随机游走模型 (The Random Walk Model)

Let’s again look at the White Noise Model’s equation:

让我们再次看一下白噪声模型的方程:

If we make the level level L_i at time step i be the output value of the model from the previous time step (i-1), we get the Random Walk model, made famous in the popular literature by Burton Malkiel’s A Random Walk Down Wall Street.

如果我们将时间步长i处的水平L_i设为上一个时间步长(i-1)的模型的输出值, 则会得到随机游走模型,模型在伯顿·马尔基尔(Burton Malkiel)的《随机游走的墙壁》一书中广受欢迎街 。

The Random Walk Model
随机游走模型

The Random Walk model is like the mirage of the Data Science dessert. It has lured many profit-thirsty investors into betting (and losing) their shirt on illusions of trends in stock price movements, movements that were in reality little more than a random walk.

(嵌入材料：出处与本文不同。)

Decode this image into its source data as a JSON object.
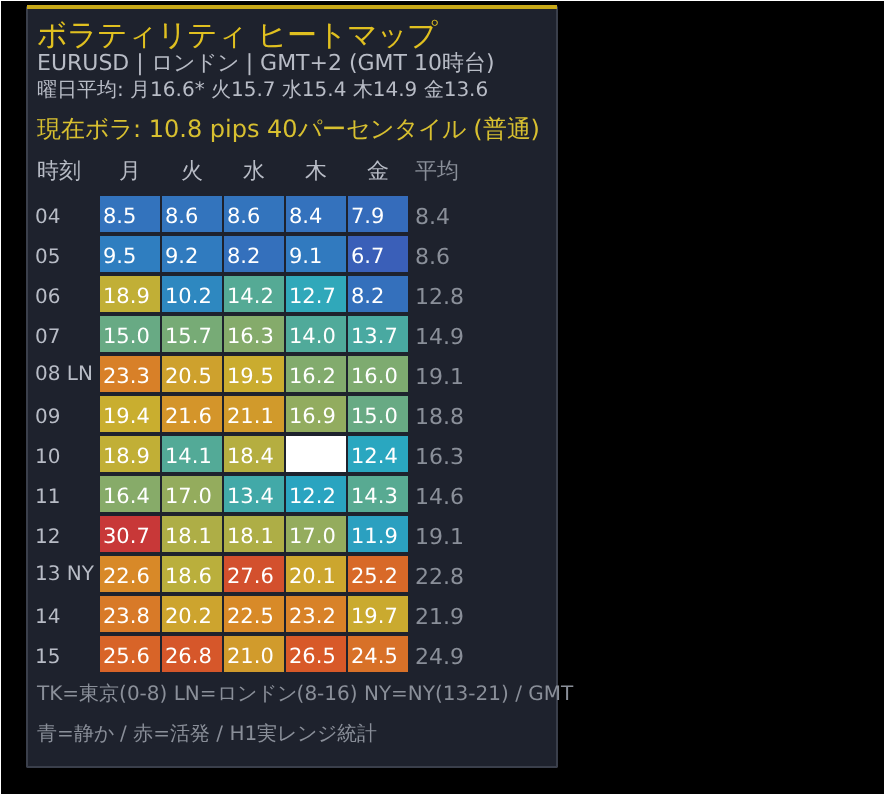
{
  "chart_data": {
    "type": "heatmap",
    "title": "ボラティリティ ヒートマップ",
    "subtitle": "EURUSD | ロンドン | GMT+2 (GMT 10時台)",
    "ylabel": "時刻",
    "y2label": "平均",
    "categories": [
      "月",
      "火",
      "水",
      "木",
      "金"
    ],
    "y_categories": [
      "04",
      "05",
      "06",
      "07",
      "08 LN",
      "09",
      "10",
      "11",
      "12",
      "13 NY",
      "14",
      "15"
    ],
    "y2_categories": [
      "8.4",
      "8.6",
      "12.8",
      "14.9",
      "19.1",
      "18.8",
      "16.3",
      "14.6",
      "19.1",
      "22.8",
      "21.9",
      "24.9"
    ],
    "cells": [
      [
        8.5,
        8.6,
        8.6,
        8.4,
        7.9
      ],
      [
        9.5,
        9.2,
        8.2,
        9.1,
        6.7
      ],
      [
        18.9,
        10.2,
        14.2,
        12.7,
        8.2
      ],
      [
        15.0,
        15.7,
        16.3,
        14.0,
        13.7
      ],
      [
        23.3,
        20.5,
        19.5,
        16.2,
        16.0
      ],
      [
        19.4,
        21.6,
        21.1,
        16.9,
        15.0
      ],
      [
        18.9,
        14.1,
        18.4,
        null,
        12.4
      ],
      [
        16.4,
        17.0,
        13.4,
        12.2,
        14.3
      ],
      [
        30.7,
        18.1,
        18.1,
        17.0,
        11.9
      ],
      [
        22.6,
        18.6,
        27.6,
        20.1,
        25.2
      ],
      [
        23.8,
        20.2,
        22.5,
        23.2,
        19.7
      ],
      [
        25.6,
        26.8,
        21.0,
        26.5,
        24.5
      ]
    ],
    "cell_labels": [
      [
        "8.5",
        "8.6",
        "8.6",
        "8.4",
        "7.9"
      ],
      [
        "9.5",
        "9.2",
        "8.2",
        "9.1",
        "6.7"
      ],
      [
        "18.9",
        "10.2",
        "14.2",
        "12.7",
        "8.2"
      ],
      [
        "15.0",
        "15.7",
        "16.3",
        "14.0",
        "13.7"
      ],
      [
        "23.3",
        "20.5",
        "19.5",
        "16.2",
        "16.0"
      ],
      [
        "19.4",
        "21.6",
        "21.1",
        "16.9",
        "15.0"
      ],
      [
        "18.9",
        "14.1",
        "18.4",
        null,
        "12.4"
      ],
      [
        "16.4",
        "17.0",
        "13.4",
        "12.2",
        "14.3"
      ],
      [
        "30.7",
        "18.1",
        "18.1",
        "17.0",
        "11.9"
      ],
      [
        "22.6",
        "18.6",
        "27.6",
        "20.1",
        "25.2"
      ],
      [
        "23.8",
        "20.2",
        "22.5",
        "23.2",
        "19.7"
      ],
      [
        "25.6",
        "26.8",
        "21.0",
        "26.5",
        "24.5"
      ]
    ],
    "annotations": [
      "曜日平均: 月16.6* 火15.7 水15.4 木14.9 金13.6",
      "現在ボラ: 10.8 pips  40パーセンタイル (普通)",
      "TK=東京(0-8) LN=ロンドン(8-16) NY=NY(13-21) / GMT",
      "青=静か / 赤=活発 / H1実レンジ統計"
    ]
  }
}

随机游走模型就像数据科学甜点的海市rage楼。 它已经吸引了许多渴求利润的投资者,将其押注(输掉)他们的衬衫,以幻想股价走势的错觉,实际上,这些走势只是随意走动而已。

Here’s a plot of data that was generated using the Random Walk model:

这是使用随机游走模型生成的数据图:

A Random Walk
随机漫步

Just tell me you don’t see any trends in this plot!

告诉我,您在该图中看不到任何趋势!

If you are not completely convinced that the above data can be generated by a purely random process, let’s puff away any remaining illusions by showing how to generate this data in Excel:

如果您不完全相信上面的数据可以通过纯随机过程生成,那么让我们通过展示如何在Excel中生成此数据来消除任何剩余的幻想:

How to generate Random Walk data in Excel
如何在Excel中生成随机游动数据

Let’s look at how we can make use of our knowledge of white noise and random walks to try to detect their presence in time series data.

让我们看看如何利用我们对白噪声和随机游走的知识来尝试检测时间序列数据中它们的存在。

如何在时间序列数据集中检测白噪声 (How to detect white noise in a time series data set)

We’ll look at 3 tests to determine whether your time series is in reality, just white noise:

我们将通过3种测试来确定您的时间序列是否真实,只是白噪声:

  1. Auto-correlation plots自相关图
  2. The Box-Pierce testBox-Pierce检验
  3. The Ljung-Box testLjung-Box测试

使用自相关图测试白噪声 (Testing for white noise using auto-correlation plots)

When two variables move up or down in unison (or if one value goes up, the other one goes down), they are said to be positively (or negatively) correlated. The correlation coefficient can be used to measure the degree of linear correlation between two such variables:

当两个变量一致地上下移动(或者一个值上升时,另一个变量下降)时,它们被认为是正相关的(或负相关的)。 相关系数可用于测量两个此类变量之间的线性相关程度:

X and XYY之间的线性相关

In the above formula, E(X) and E(Y) are the expected (i.e. mean) values of X and Y. σ_X and σ_Y are the standard deviations of X and Y.

在上式中, E( X )E( Y )XY的预期(即平均值)值。 σ_Xσ_YXY的标准偏差。

In time series data, correlations often exist between the current value and values that are 1 time step or more older than the current value, i.e. between Y_i and Y_(i-1), between Y_i and Y_(i-2) and so on. Stock price changes often show such patterns of positive and negative correlations (and beware, so do data containing random walks!).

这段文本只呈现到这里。